NEW YORK (HedgeWorld.com)–Morgan Stanley thus far has ignored a hedge fund’s demand that it restructure, and its silence may augur a fight at the annual shareholders’ meeting of the global financial services firm, set for March 15, Riverwood, Ill.
The demand came from Copper Arch Capital LLC, New York, an equity long/short fund, in a Dec. 9 letter made public this month.
Copper Arch has more than US$1 billion in assets under management, according to its chief financial officer, Michael Manley.
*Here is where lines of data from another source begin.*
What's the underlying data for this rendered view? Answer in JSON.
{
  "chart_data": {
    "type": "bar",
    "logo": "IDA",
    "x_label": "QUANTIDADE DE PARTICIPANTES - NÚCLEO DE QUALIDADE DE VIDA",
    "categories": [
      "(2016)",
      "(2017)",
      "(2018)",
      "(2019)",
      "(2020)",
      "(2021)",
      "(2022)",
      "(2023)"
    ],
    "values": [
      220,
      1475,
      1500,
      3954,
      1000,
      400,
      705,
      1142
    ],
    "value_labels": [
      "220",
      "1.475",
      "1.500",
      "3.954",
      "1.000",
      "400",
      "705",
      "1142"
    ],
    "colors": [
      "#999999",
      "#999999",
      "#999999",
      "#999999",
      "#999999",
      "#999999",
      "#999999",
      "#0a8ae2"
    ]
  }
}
The letter to Morgan Stanley, signed by Scott Sipprelle, Copper’s chairman and founder, congratulates Morgan Stanley on having served as “an agent for change in the capital markets through strategic restructuring advice” but accuses it of a failure to look at itself in the mirror “when the issue of optimal levels of performance relates to its own portfolio of businesses.”
Mr. Sipprelle wrote that Morgan Stanley ought to return the company to its core institutional securities business and should sell or spin-off ancillary operations such as retail brokerage, investment management operations and the Discover credit card.
Near the end of the letter, Mr. Sipprelle used bold letters to emphasize a warning: “Should there be no constructive steps made toward addressing our concerns, we intend to oppose strongly the re-election of each of the Directors.”
Morgan Stanley’s board consists of 10 directors, divided into three classes. Each class has a three-year term, staggered so that one class must be elected or re-elected at each annual meeting. The four directors whose term expires this year, and who will presumably either be re-elected or replaced at the upcoming meeting, are John E. Jacob, Charles F. Knight, Miles L. Marsh and Dr. Laura D’Andrea Tyson.